While it was still an enjoyable game for me, the feedback from my group was much more mixed. A lot of people felt like they weren’t able to contribute much, and paradoxically, we were much less efficient at solving the puzzles. This was because it was difficult to distribute the cards among so many people, and so sometimes a person could be missing a crucial card because someone else was looking at it.
Interestingly, once the group size was just 2-3 players, people seemed to enjoy the game a lot more. Thus, one definite recommendation I can make if you decide to play this game is to try and keep the group size to just 1-3 people. If more people want to play, just have the rest of the group play the game later! One of the great things about Son of Esker’s Notebook is that none of the puzzles are destroyed once you solve them, which means that they can be replayed as many times, and by as many groups, as you want.

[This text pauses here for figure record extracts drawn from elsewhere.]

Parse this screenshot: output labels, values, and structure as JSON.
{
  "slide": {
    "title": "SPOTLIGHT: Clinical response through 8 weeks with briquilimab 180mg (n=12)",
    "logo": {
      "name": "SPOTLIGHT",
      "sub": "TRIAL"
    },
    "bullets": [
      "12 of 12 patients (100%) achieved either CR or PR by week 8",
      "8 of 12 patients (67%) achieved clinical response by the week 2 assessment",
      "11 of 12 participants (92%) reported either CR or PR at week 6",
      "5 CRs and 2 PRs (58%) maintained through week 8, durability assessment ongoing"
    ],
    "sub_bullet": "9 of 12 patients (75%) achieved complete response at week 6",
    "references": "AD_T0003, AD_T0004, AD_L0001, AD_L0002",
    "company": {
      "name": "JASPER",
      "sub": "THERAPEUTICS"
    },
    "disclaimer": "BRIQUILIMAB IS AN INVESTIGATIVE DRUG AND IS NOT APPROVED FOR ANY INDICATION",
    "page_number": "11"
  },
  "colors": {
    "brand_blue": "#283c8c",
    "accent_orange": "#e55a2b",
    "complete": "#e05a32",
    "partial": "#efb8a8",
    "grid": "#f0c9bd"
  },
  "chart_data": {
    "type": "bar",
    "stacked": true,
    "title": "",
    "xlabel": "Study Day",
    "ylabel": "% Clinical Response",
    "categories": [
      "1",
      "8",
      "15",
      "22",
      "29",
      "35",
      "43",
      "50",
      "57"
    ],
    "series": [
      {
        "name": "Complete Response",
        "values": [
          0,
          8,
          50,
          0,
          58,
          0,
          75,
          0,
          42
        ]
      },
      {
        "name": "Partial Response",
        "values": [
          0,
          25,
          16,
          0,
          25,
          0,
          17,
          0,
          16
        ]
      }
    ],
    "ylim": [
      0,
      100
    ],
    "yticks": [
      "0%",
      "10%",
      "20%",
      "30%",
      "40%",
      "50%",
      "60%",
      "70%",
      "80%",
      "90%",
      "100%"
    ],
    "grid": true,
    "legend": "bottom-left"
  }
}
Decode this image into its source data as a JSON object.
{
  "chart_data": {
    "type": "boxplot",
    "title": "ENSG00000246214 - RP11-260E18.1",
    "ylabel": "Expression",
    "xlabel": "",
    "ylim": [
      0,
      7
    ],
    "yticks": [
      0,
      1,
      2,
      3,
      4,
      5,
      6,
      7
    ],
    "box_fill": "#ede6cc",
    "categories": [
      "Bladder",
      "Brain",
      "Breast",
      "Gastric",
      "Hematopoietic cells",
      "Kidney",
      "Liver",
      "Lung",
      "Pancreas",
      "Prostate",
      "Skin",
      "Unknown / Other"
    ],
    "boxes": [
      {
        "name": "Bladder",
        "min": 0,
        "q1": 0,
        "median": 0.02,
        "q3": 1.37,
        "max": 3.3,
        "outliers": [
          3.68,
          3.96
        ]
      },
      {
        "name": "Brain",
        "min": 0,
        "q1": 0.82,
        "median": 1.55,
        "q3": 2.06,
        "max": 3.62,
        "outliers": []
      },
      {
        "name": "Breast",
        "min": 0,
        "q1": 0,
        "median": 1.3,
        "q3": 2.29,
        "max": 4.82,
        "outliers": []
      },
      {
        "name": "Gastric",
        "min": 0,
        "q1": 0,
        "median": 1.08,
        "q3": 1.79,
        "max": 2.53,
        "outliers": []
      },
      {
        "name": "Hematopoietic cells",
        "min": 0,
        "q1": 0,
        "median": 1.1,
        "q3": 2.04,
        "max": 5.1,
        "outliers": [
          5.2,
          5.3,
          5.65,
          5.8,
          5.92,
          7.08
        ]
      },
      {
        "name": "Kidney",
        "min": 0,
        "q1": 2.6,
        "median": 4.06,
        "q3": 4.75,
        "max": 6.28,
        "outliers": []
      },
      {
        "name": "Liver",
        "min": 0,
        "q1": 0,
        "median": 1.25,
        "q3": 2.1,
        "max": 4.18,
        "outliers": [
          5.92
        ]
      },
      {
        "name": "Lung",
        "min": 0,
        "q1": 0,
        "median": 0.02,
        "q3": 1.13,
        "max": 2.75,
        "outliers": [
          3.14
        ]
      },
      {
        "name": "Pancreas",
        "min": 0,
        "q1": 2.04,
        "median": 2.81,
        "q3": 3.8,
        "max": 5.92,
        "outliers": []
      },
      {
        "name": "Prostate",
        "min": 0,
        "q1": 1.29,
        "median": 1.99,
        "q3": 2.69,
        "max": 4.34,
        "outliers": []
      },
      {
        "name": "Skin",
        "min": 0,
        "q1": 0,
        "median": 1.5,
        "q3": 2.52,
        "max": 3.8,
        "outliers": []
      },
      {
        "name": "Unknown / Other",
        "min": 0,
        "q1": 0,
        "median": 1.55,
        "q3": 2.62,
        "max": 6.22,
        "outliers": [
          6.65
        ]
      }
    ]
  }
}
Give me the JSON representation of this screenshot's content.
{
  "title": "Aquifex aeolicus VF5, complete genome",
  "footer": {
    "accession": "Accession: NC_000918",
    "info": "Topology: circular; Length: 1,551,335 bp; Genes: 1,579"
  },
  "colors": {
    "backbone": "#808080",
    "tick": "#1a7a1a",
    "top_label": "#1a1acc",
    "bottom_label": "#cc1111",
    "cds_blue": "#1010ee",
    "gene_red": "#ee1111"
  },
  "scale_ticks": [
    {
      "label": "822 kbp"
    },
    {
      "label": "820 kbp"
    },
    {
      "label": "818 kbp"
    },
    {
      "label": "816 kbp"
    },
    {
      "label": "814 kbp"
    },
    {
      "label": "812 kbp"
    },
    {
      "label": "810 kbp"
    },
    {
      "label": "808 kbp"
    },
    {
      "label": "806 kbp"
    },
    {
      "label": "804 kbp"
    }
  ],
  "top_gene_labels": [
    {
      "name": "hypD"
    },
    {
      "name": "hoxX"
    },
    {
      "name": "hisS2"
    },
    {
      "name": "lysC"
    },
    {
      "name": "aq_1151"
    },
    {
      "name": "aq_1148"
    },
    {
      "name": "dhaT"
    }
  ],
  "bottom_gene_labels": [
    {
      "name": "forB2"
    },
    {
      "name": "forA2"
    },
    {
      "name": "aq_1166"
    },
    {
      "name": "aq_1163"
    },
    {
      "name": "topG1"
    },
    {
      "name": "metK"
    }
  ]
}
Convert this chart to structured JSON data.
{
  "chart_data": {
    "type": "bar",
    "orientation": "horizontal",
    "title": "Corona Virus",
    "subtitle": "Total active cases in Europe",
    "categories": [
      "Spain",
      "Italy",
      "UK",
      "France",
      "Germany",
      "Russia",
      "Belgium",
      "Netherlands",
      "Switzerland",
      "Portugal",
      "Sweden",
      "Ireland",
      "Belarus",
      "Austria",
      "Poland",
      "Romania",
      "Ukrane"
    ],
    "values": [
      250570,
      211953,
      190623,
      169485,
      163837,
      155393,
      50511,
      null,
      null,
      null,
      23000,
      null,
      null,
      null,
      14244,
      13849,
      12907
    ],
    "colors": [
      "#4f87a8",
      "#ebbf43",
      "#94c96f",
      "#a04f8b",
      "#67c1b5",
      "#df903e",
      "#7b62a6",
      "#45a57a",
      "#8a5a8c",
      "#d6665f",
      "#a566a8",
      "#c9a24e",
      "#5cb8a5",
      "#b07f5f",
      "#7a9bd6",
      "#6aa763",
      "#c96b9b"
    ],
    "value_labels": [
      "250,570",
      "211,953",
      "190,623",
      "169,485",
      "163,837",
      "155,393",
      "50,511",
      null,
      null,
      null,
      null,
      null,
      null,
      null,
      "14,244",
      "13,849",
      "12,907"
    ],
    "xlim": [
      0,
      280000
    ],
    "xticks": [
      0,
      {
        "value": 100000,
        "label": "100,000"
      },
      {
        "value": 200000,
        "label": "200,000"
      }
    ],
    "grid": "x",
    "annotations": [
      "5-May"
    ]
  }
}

Warning: the following photo has some potential (light) spoilers:
Differences from the Original
I was a big fan of the original, and the sequel certainly scratched the same itch without feeling even a little bit repetitive. One thing I noticed was that the sequel seemed to have more word-play puzzles, which I personally enjoy less than puzzles that utilize mathematical or spacial reasoning. One of the things that the Doctor Esker’s series does really well is making phenomenal and creative puzzles with just a deck of cards. For the sequel, I found myself missing some of the creative puzzles from the original that required players to spin cards or use them in some special way. While that is definitely still all there in the sequel, I felt that there could have been a few more of those included in the game.
I also thought that the sequel was a lot more difficult. I didn’t time my solve times (as I played the game with several different group sizes), so unfortunately I don’t have the exact numbers on this to compare to my solve times for the original. I am certain though that I spent a lot more time per puzzle on the sequel. For that reason, I recommend that people who are new to the series start with the original Doctor Esker’s Notebook before taking on the sequel.
I am always impressed by the quality and creativity of the puzzles in this series, and Son of Esker’s Notebook is no exception. Puzzle enthusiasts are sure to enjoy both games very much.